Bullock gave no indication Thursday on what he would do on those bills, saying only that he would examine them once they reach his desk. After a bill is passed, it must be signed by the House speaker and Senate president and go through an enrolling process before it’s transmitted to the governor, who has 10 days to sign it, veto it or let it become law without his signature.

Any veto from the Democratic governor is likely to stand, because the Legislature is no longer in session and Republicans don’t have enough votes to override it, if a mail-ballot override vote is required.

The final day of the session saw a last-ditch effort by Democrats to pass state funding for preschool, which was a priority for Bullock. The money was offered as an amendment to a catch-all budget bill in a conference committee.

But Republicans, who controlled the majority on the committee, voted against it, saying they didn’t want to put the preschool funding in the state budget as a permanent or temporary program. A temporary program had been funded for the past two years.
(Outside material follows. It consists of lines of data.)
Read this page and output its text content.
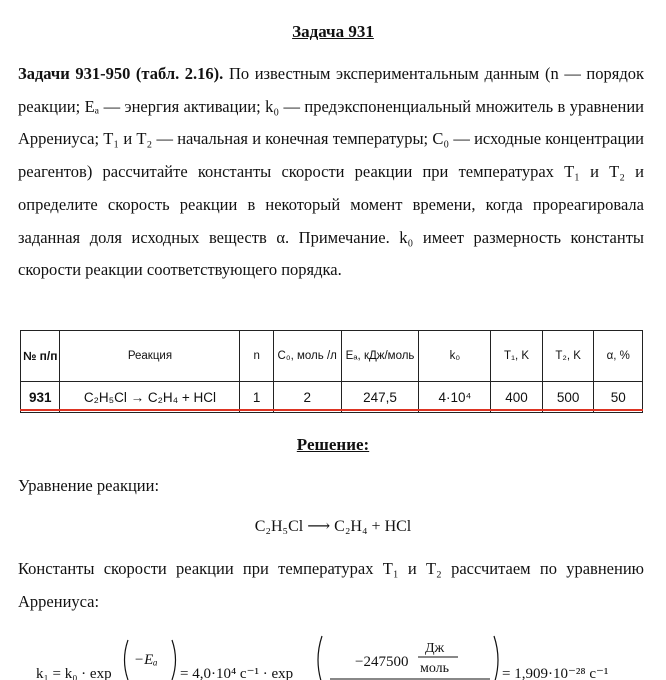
Задача 931
Задачи 931-950 (табл. 2.16). По известным экспериментальным данным (n — порядок реакции; Eₐ — энергия активации; k₀ — предэкспоненциальный множитель в уравнении Аррениуса; T₁ и T₂ — начальная и конечная температуры; C₀ — исходные концентрации реагентов) рассчитайте константы скорости реакции при температурах T₁ и T₂ и определите скорость реакции в некоторый момент времени, когда прореагировала заданная доля исходных веществ α. Примечание. k₀ имеет размерность константы скорости реакции соответствующего порядка.
№ п/п	Реакция	n	C₀, моль /л	Eₐ, кДж/моль	k₀	T₁, K	T₂, K	α, %
931	C₂H₅Cl → C₂H₄ + HCl	1	2	247,5	4·10⁴	400	500	50
Решение:
Уравнение реакции:
C₂H₅Cl ⟶ C₂H₄ + HCl
Константы скорости реакции при температурах T₁ и T₂ рассчитаем по уравнению Аррениуса:
k₁ = k₀ · exp
−Eₐ
= 4,0·10⁴ с⁻¹ · exp
−247500
Дж
моль	= 1,909·10⁻²⁸ с⁻¹
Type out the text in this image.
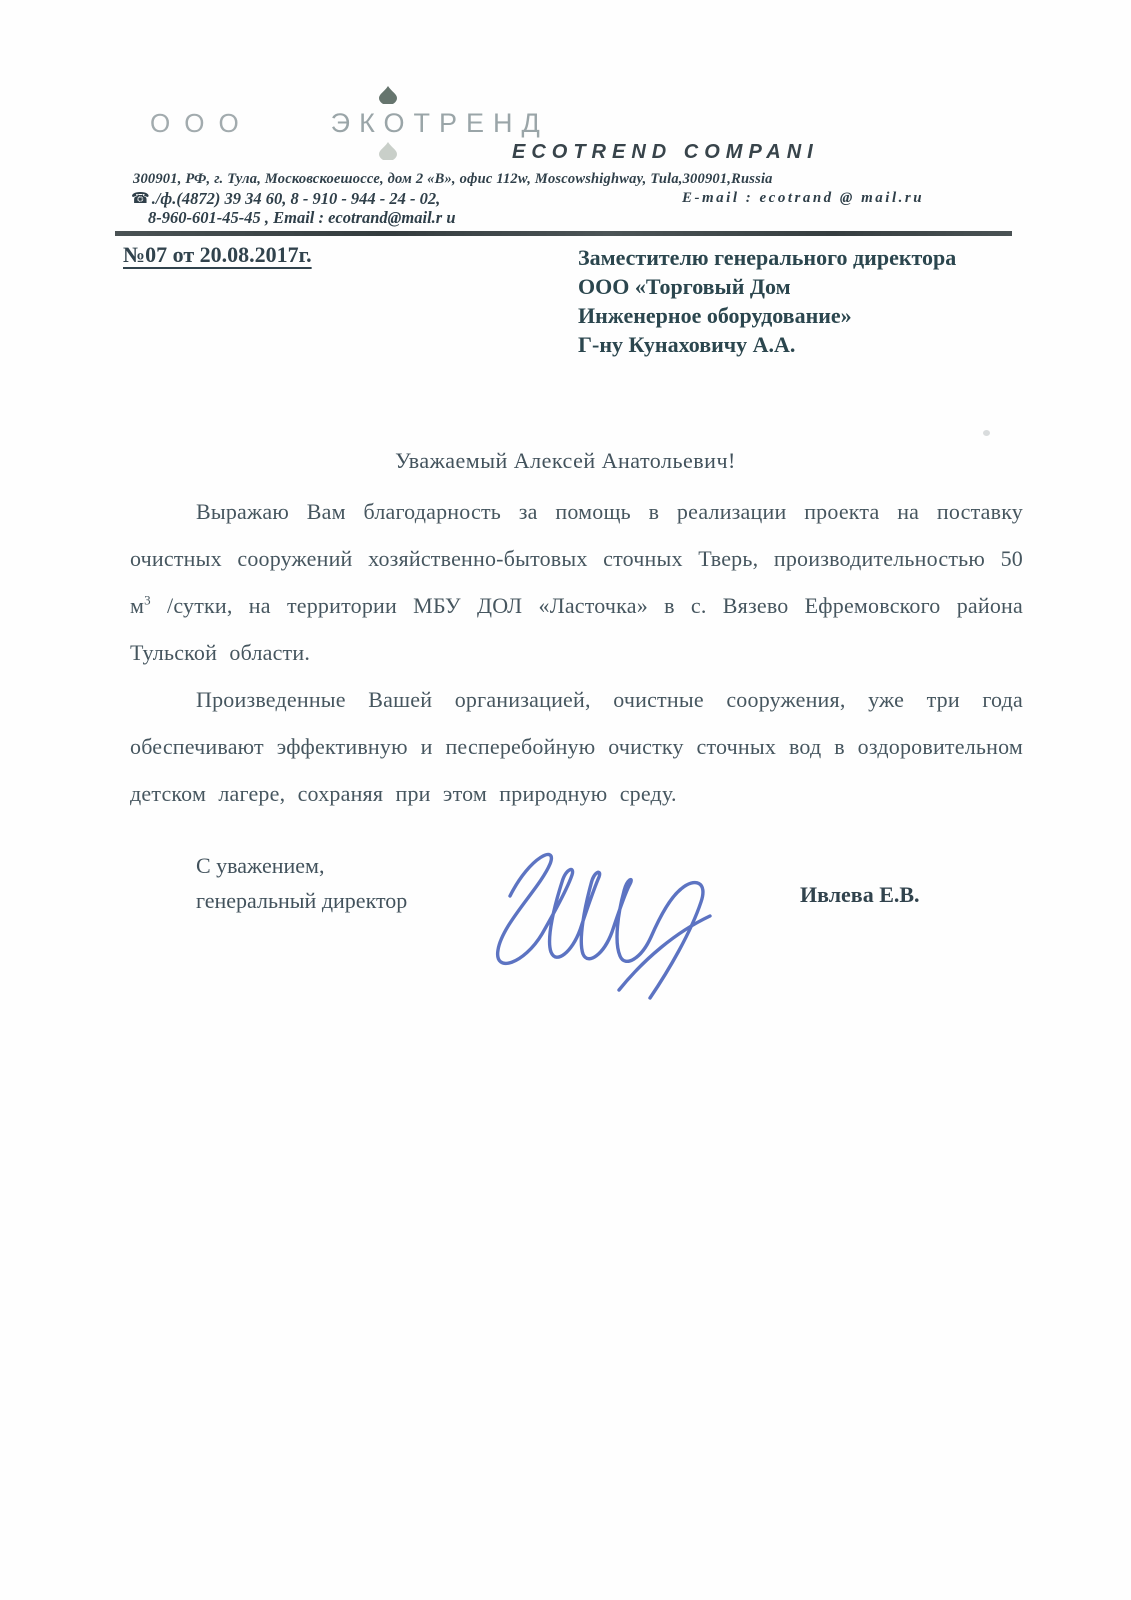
ООО	ЭКОТРЕНД
ECOTREND COMPANI
300901, РФ, г. Тула, Московскоешоссе, дом 2 «В», офис 112w, Moscowshighway, Tula,300901,Russia
☎ ./ф.(4872) 39 34 60, 8 - 910 - 944 - 24 - 02,	E-mail : ecotrand @ mail.ru
8-960-601-45-45 , Email : ecotrand@mail.r u
№07 от 20.08.2017г.	Заместителю генерального директора
ООО «Торговый Дом
Инженерное оборудование»
Г-ну Кунаховичу А.А.
Уважаемый Алексей Анатольевич!

Выражаю Вам благодарность за помощь в реализации проекта на поставку очистных сооружений хозяйственно-бытовых сточных Тверь, производительностью 50 $м^3$ /сутки, на территории МБУ ДОЛ «Ласточка» в с. Вязево Ефремовского района Тульской области.

Произведенные Вашей организацией, очистные сооружения, уже три года обеспечивают эффективную и песперебойную очистку сточных вод в оздоровительном детском лагере, сохраняя при этом природную среду.

С уважением,
генеральный директор	Ивлева Е.В.
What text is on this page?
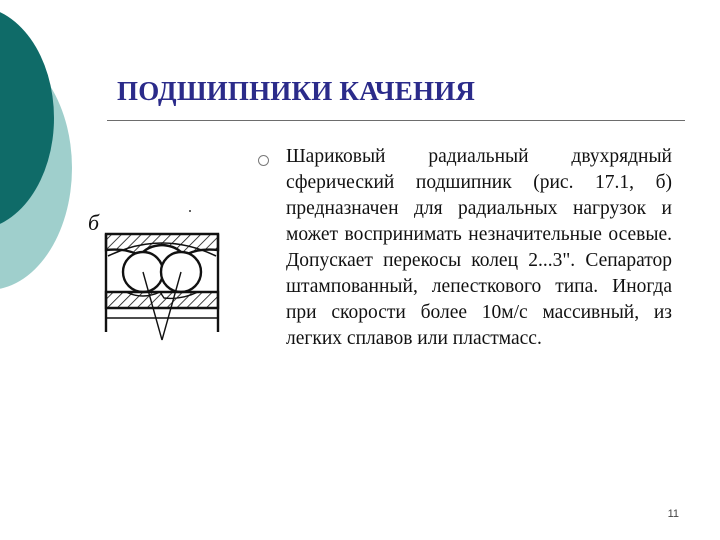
ПОДШИПНИКИ КАЧЕНИЯ
Шариковый радиальный двухрядный сферический подшипник (рис. 17.1, б) предназначен для радиальных нагрузок и может воспринимать незначительные осевые. Допускает перекосы колец 2...3". Сепаратор штампованный, лепесткового типа. Иногда при скорости более 10м/с массивный, из легких сплавов или пластмасс.
б
11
Public-school lobbyists also opposed the program, saying it was a step toward using public money to fund privately run schools.

Bullock said he was disappointed by the outcome and that he hoped future legislatures would consider state funding for preschool.

“Quality preschool ought not be only for families who can afford it,” he said. “I do call on our future leaders, who will be in these Capitol hallways in two years to find a way to get a permanent, publicly funded preschool program done for this state once and for all.”

Within an hour after the conference committee finished its work on Senate Bill 352, the final budget bill, the measure was brought to the House and Senate floors and passed, and both bodies adjourned shortly thereafter.

Earlier Thursday, the House gave its final approval to the main budget bill, House Bill 2, which contained most of the spending for the state’s $10.3 billion, two-year budget.

Rep. Nancy Ballance, R-Hamilton, the sponsor of HB2, noted that it increased overall spending by only 3.8 percent for the two-year period — less than inflation. She also said it included some difficult choices on what to fund, or not to fund.

“So yes, this is probably not something that everyone loves,” she said on the House floor. “But it’s probably the best this group could have done.”

One of the last votes of Thursday was the House’s 58-40 approval for Senate Bill 338, which raises the state lodging tax from 3 percent to 4 percent and uses 80 percent of that increase to finance construction of the Historical Society’s new museum, the Montana Heritage Center. The rest of the new revenue goes to a grant program for local historical sites and museums.

The Historical Society has had the new museum on the drawing board for more than a decade, at a site yet to be determined in Helena.

But lawmakers adjourned without passing any language to aid the purchase of a larger share of the Colstrip 4 power plant.

The original proposal called for enabling NorthWestern Energy to purchase up to 150 megawatts of the plant’s outcome for $1, by guaranteeing that the company could then charge ratepayers up to $75 million over 10 years for operational costs. The bill also said the state Public Service Commission could not review the purchase.

That bill was killed in the House last week, but supporters of the plan hoped the language could be inserted into another energy-related bill in a conference committee, in the closing days of the session.

Yet the necessary conference committee for either bill was never appointed. The Senate voted 26-24 late Thursday to appoint one of the committees, but House leaders did not reciprocate, killing the efforts.

“It’s a huge issue; I don’t think it’s going to go away,” Sales told reporters afterwards. “We need to pay attention to it, and hopefully future generations, at least in the next Legislature it will get the attention it deserves.”